Department of Biomedical Engineering, University of Rochester, Rochester, New York 14627, USA.
Department of Electrical and Computer Engineering, University of Rochester, Rochester, New York 14627, USA.
J Acoust Soc Am. 2023 Aug 1;154(2):602-618. doi: 10.1121/10.0020536.

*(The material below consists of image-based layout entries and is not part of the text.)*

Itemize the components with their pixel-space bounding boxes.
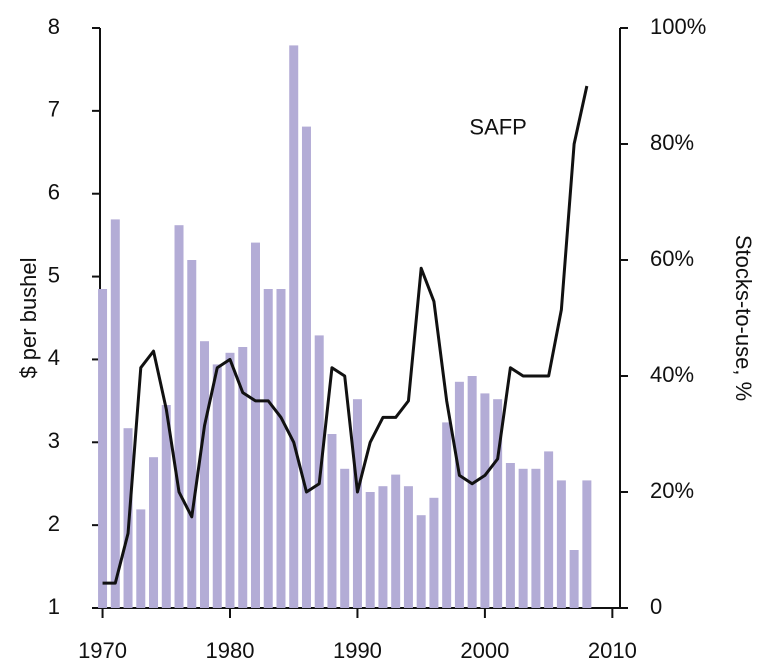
bar: [403, 486, 413, 608]
bar: [238, 347, 248, 608]
y-tick-label: 7: [48, 97, 60, 122]
bar: [454, 381, 464, 608]
bar: [301, 126, 311, 608]
bar: [289, 45, 299, 608]
bar: [340, 468, 350, 608]
bar: [556, 480, 566, 608]
bar: [391, 474, 401, 608]
x-tick-label: 1980: [206, 638, 255, 663]
bar: [352, 399, 362, 608]
bar: [98, 289, 108, 608]
bar: [149, 457, 159, 608]
y2-tick-label: 20%: [650, 478, 694, 503]
line: [102, 85, 589, 585]
y-tick-label: 5: [48, 262, 60, 287]
bar: [480, 393, 490, 608]
x-tick-label: 2010: [588, 638, 637, 663]
bar: [582, 480, 592, 608]
bar: [505, 463, 515, 608]
bar: [174, 225, 184, 608]
y-tick-label: 8: [48, 14, 60, 39]
y2-tick-label: 60%: [650, 246, 694, 271]
bar: [212, 364, 222, 608]
bar: [327, 434, 337, 608]
bar: [161, 405, 171, 608]
y2-tick-label: 40%: [650, 362, 694, 387]
x-tick-label: 1990: [333, 638, 382, 663]
bar: [569, 550, 579, 608]
bar: [110, 219, 120, 608]
bar: [416, 515, 426, 608]
series-label: SAFP: [469, 115, 526, 140]
bar: [225, 352, 235, 608]
y-tick-label: 2: [48, 511, 60, 536]
bar: [531, 468, 541, 608]
y2-tick-label: 100%: [650, 14, 706, 39]
y2-tick-label: 80%: [650, 130, 694, 155]
y2-axis-label: Stocks-to-use, %: [731, 235, 756, 401]
y2-tick-label: 0: [650, 594, 662, 619]
y-tick-label: 3: [48, 428, 60, 453]
bar: [429, 497, 439, 608]
bar: [365, 492, 375, 608]
bar: [200, 341, 210, 608]
bar: [136, 509, 146, 608]
y-axis-label: $ per bushel: [16, 257, 41, 378]
y-tick-label: 6: [48, 180, 60, 205]
bar: [263, 289, 273, 608]
bar: [442, 422, 452, 608]
y-tick-label: 1: [48, 594, 60, 619]
bar: [467, 376, 477, 608]
y-tick-label: 4: [48, 345, 60, 370]
bar: [250, 242, 260, 608]
bar: [378, 486, 388, 608]
bar: [276, 289, 286, 608]
x-tick-label: 2000: [460, 638, 509, 663]
bar: [518, 468, 528, 608]
bar: [493, 399, 503, 608]
bar: [187, 260, 197, 608]
x-tick-label: 1970: [78, 638, 127, 663]
bar: [544, 451, 554, 608]
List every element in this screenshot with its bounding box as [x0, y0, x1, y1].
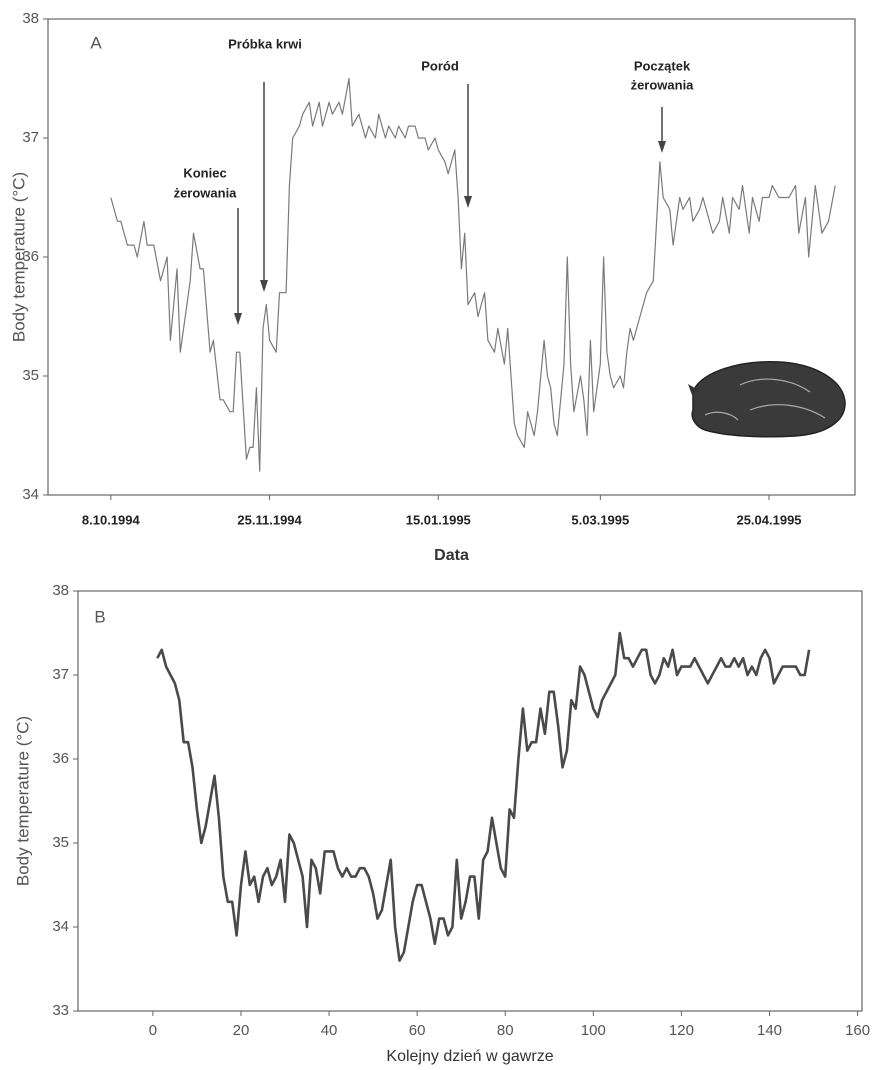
- x-tick-label: 25.04.1995: [736, 512, 801, 527]
- x-tick-label: 60: [409, 1022, 426, 1039]
- temperature-line: [156, 631, 811, 962]
- annotation-text: Początek: [634, 58, 691, 73]
- y-tick-label: 34: [52, 918, 69, 935]
- x-tick-label: 15.01.1995: [406, 512, 471, 527]
- x-axis-title: Kolejny dzień w gawrze: [386, 1048, 553, 1065]
- x-tick-label: 120: [669, 1022, 694, 1039]
- y-axis-title: Body temperature (°C): [13, 716, 32, 886]
- y-tick-label: 36: [22, 248, 39, 265]
- panel-label: A: [90, 33, 102, 52]
- x-tick-label: 160: [845, 1022, 870, 1039]
- y-tick-label: 34: [22, 486, 39, 503]
- x-tick-label: 5.03.1995: [571, 512, 629, 527]
- panel-label: B: [94, 607, 105, 626]
- arrow-head: [234, 313, 242, 325]
- y-tick-label: 33: [52, 1002, 69, 1019]
- y-tick-label: 36: [52, 750, 69, 767]
- annotation-text: żerowania: [174, 185, 238, 200]
- y-tick-label: 37: [52, 666, 69, 683]
- x-tick-label: 8.10.1994: [82, 512, 141, 527]
- x-tick-label: 100: [581, 1022, 606, 1039]
- arrow-head: [658, 141, 666, 153]
- x-axis-title: Data: [434, 547, 469, 564]
- y-axis-title: Body temperature (°C): [9, 172, 28, 342]
- temperature-line: [110, 77, 836, 472]
- x-tick-label: 40: [321, 1022, 338, 1039]
- x-tick-label: 80: [497, 1022, 514, 1039]
- annotation-text: Koniec: [183, 165, 226, 180]
- arrow-head: [260, 280, 268, 292]
- annotation-text: Próbka krwi: [228, 36, 302, 51]
- y-tick-label: 38: [22, 10, 39, 27]
- x-tick-label: 140: [757, 1022, 782, 1039]
- x-tick-label: 20: [233, 1022, 250, 1039]
- y-tick-label: 35: [52, 834, 69, 851]
- arrow-head: [464, 196, 472, 208]
- annotation-text: żerowania: [631, 77, 695, 92]
- y-tick-label: 37: [22, 129, 39, 146]
- x-tick-label: 0: [149, 1022, 157, 1039]
- bear-illustration: [688, 361, 846, 438]
- y-tick-label: 38: [52, 582, 69, 599]
- plot-frame: [77, 590, 863, 1012]
- x-tick-label: 25.11.1994: [237, 512, 302, 527]
- y-tick-label: 35: [22, 367, 39, 384]
- annotation-text: Poród: [421, 58, 459, 73]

Fricatives are obstruent sound contrasts made by airflow constrictions in the vocal tract that produce turbulence across the constriction or at a site downstream from the constriction. Fricatives exhibit significant intra/intersubject and contextual variability. Yet, fricatives are perceived with high accuracy. The current study investigated modeled neural responses to fricatives in the auditory nerve (AN) and inferior colliculus (IC) with the hypothesis that response profiles across populations of neurons provide robust correlates to consonant perception. Stimuli were 270 intervocalic fricatives (10 speakers × 9 fricatives × 3 utterances). Computational model response profiles had characteristic frequencies that were log-spaced from 125 Hz to 8 or 20 kHz to explore the impact of high-frequency responses. Confusion matrices generated by k-nearest-neighbor subspace classifiers were based on the profiles of average rates across characteristic frequencies as feature vectors. Model confusion matrices were compared with published behavioral data. The modeled AN and IC neural responses provided better predictions of behavioral accuracy than the stimulus spectra, and IC showed better accuracy than AN. Behavioral fricative accuracy was explained by modeled neural response profiles, whereas confusions were only partially explained. Extended frequencies improved accuracy based on the model IC, corroborating the importance of extended high frequencies in speech perception.
擦音是由声道中的气流限制产生的阻碍性声音对比,在限制处或限制处下游的位置产生湍流。擦音表现出显著的个体内/个体间和语境可变性。然而,擦音的感知准确性很高。本研究通过假设神经元群体的反应谱为协同感知提供了强大的相关因素,调查了听觉神经(AN)和下丘(IC)中擦音的模型神经反应。刺激物是 270 个元音间擦音(10 个说话者×9 个擦音×3 个发音)。计算模型的反应谱具有特征频率,从 125Hz 对数间隔到 8kHz 或 20kHz,以探索高频响应的影响。基于特征频率上的平均速率的轮廓作为特征向量生成 k-最近邻子空间分类器的混淆矩阵。将模型混淆矩阵与已发表的行为数据进行比较。与刺激光谱相比,模型化的 AN 和 IC 神经反应提供了更好的行为准确性预测,而 IC 比 AN 提供了更好的准确性。行为擦音准确性可以通过模型化的神经反应谱来解释,而混淆仅部分解释。扩展频率提高了基于模型 IC 的准确性,证实了扩展高频在语音感知中的重要性。